Across rural America, the poor farm or county asylum was where the destitute, the elderly without family, the disabled, and the mentally ill were sent when society had no other place for them. Residents worked the farm in exchange for basic shelter and frequently lived out their lives there, buried in unmarked graves on the property. These institutions, once present in nearly every American county, have almost entirely vanished, but their cemeteries and ruins remain — evidence of where America sent those it had no other plan for.

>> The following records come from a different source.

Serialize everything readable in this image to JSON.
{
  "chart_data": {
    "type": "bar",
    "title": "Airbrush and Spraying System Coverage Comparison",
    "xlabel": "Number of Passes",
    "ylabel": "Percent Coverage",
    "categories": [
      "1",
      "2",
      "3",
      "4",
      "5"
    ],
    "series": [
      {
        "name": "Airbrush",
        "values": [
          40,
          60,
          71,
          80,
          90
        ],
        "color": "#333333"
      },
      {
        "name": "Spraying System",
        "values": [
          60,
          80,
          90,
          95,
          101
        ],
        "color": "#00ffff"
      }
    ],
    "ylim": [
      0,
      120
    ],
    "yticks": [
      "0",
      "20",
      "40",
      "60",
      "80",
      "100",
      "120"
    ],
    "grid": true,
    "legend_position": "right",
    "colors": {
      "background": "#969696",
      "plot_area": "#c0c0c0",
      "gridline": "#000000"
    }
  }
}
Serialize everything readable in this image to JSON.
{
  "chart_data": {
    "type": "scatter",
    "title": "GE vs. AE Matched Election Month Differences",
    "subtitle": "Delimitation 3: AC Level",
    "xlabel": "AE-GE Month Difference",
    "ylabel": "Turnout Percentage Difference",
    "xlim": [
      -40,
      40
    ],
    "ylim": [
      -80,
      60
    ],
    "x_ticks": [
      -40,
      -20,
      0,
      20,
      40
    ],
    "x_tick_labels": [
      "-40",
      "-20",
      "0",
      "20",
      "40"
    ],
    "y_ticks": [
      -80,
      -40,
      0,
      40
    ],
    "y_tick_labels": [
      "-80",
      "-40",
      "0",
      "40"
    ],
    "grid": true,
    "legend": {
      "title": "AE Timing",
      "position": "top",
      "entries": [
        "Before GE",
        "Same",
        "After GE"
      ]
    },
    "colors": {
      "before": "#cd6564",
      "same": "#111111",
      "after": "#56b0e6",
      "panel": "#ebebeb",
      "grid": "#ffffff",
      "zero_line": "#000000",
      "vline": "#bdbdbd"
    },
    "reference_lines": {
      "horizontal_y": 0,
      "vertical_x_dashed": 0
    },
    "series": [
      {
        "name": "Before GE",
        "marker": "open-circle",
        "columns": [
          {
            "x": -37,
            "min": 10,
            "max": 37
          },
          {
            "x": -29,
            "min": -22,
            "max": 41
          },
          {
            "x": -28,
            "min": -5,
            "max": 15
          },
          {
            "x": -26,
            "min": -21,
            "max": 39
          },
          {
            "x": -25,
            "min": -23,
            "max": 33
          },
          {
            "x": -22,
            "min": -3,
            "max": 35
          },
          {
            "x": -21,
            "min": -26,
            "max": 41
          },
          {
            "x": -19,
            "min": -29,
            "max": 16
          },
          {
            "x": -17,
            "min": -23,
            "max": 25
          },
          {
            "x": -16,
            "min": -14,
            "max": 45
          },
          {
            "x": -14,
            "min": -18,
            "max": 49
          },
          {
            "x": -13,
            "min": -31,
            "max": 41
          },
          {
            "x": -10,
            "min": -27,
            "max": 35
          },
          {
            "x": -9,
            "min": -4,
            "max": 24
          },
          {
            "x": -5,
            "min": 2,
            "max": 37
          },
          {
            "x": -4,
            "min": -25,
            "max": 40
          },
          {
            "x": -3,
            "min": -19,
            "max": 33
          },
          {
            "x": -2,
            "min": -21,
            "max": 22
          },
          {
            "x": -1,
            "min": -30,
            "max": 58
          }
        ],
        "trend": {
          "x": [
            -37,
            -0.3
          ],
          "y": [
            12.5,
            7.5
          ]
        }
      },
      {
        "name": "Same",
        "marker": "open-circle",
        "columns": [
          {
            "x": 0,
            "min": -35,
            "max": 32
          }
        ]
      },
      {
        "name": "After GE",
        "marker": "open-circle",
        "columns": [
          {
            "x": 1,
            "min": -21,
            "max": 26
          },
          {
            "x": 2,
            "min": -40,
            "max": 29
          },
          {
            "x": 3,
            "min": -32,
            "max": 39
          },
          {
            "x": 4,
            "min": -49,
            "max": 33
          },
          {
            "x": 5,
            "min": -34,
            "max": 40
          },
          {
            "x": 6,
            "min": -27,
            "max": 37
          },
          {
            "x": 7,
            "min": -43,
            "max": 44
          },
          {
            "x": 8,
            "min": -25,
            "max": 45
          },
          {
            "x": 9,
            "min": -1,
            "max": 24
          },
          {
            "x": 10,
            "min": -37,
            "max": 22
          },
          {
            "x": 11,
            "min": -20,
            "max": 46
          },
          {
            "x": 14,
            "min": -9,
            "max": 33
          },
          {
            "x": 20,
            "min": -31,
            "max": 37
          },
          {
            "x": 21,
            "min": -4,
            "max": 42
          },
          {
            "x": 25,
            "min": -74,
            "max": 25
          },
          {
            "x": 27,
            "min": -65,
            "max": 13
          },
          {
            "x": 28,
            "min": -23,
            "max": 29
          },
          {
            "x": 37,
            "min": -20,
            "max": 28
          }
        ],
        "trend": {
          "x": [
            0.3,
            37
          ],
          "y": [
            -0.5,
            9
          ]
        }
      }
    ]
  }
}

Why These Places Matter Now

It would be easy to treat these sites as morbid curiosities, but they document something genuinely important about how societies handle the people they would rather not see. Each of these places existed because the America of its era faced a real problem — contagious disease before antibiotics, disability and mental illness before modern understanding and treatment, poverty before a social safety net, crime — and chose isolation as the answer. The people sent to these places were, overwhelmingly, not villains but the unlucky: the immigrant who arrived carrying tuberculosis, the child born with a disability, the widow with no family and no money, the person whose illness frightened a community that didn’t understand it. Many arrived knowing they would not return. The preserved and abandoned sites are worth understanding precisely because the impulse that built them — to remove the inconvenient and the frightening from sight — is not unique to the past. Visiting or learning about these places, where access permits and where it can be done respectfully, is a way of remembering the real people who were sent to them, and of asking honest questions about how our own era handles those it would prefer not to see. That is a more meaningful reason to know these histories than mere fascination with the eerie, and it is the spirit in which these difficult American places are best approached.